Dans certains cas, il a pu s’agir d’une catastrophe soudaine qui nous a frappé en pleine gloire, en pleine ascension ou parfois à cause du déclenchement d’une guerre injuste venant briser tous les rêves de jeunesse insouciants échafaudés dans le bonheur de l’espoir des lendemains qui chantent ou encore lors d’une remise en question totale et bouleversante du déroulement heureux, harmonieux dont on pensait que cela allait continuer durablement comme un destin tracé d’avance.

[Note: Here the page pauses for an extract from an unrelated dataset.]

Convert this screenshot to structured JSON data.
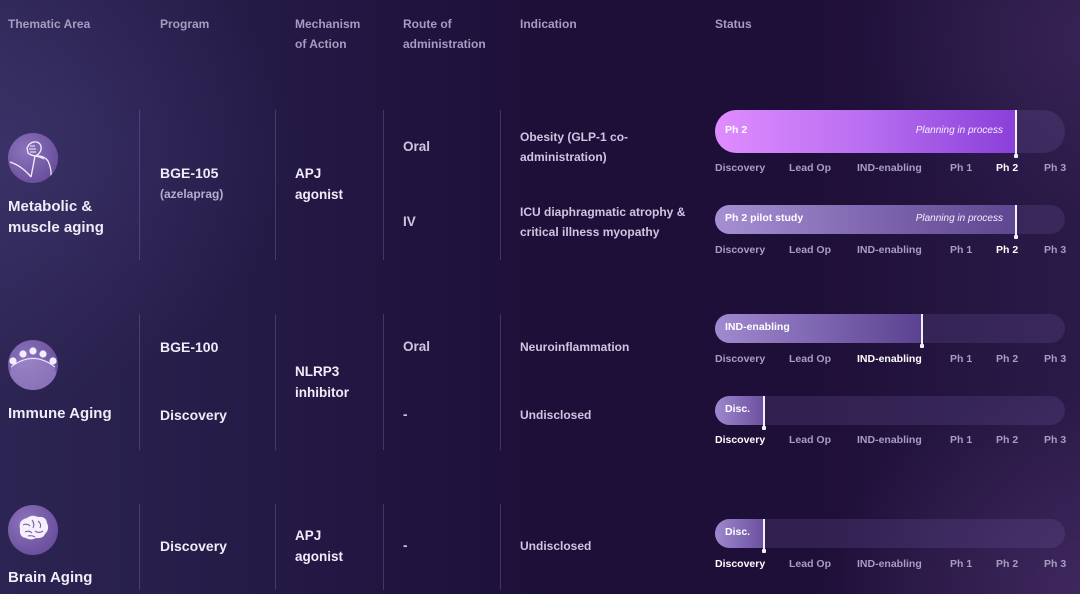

L’espace d’une seconde, d’un souffle ou de quelques phrases semblant sortir d’un enfer improbable, ils ont perdu simultanément toutes ces certitudes et se sont retrouvés du jour au lendemain sans plus rien. Nous pouvons appeler cela une situation extrême, une remise en question totale ou un terrible coup du sort ; tout ce qui nous semblait acquis jusqu’à présent avec la douce certitude de l’indestructibilité, avec cette conviction que notre vie était une fortification imprenable et sûre, tout cela parfois peut s’effondrer comme un vulgaire château de carte emporté par la brise et ne flotte plus que la stupeur et l’incompréhension devant le triste spectacle de la désolation, en une seconde nous pouvons perdre jusqu’à ce qui nous caractérisait, ce qui forgeait notre identité ou qui représentait notre sentiment d’appartenance…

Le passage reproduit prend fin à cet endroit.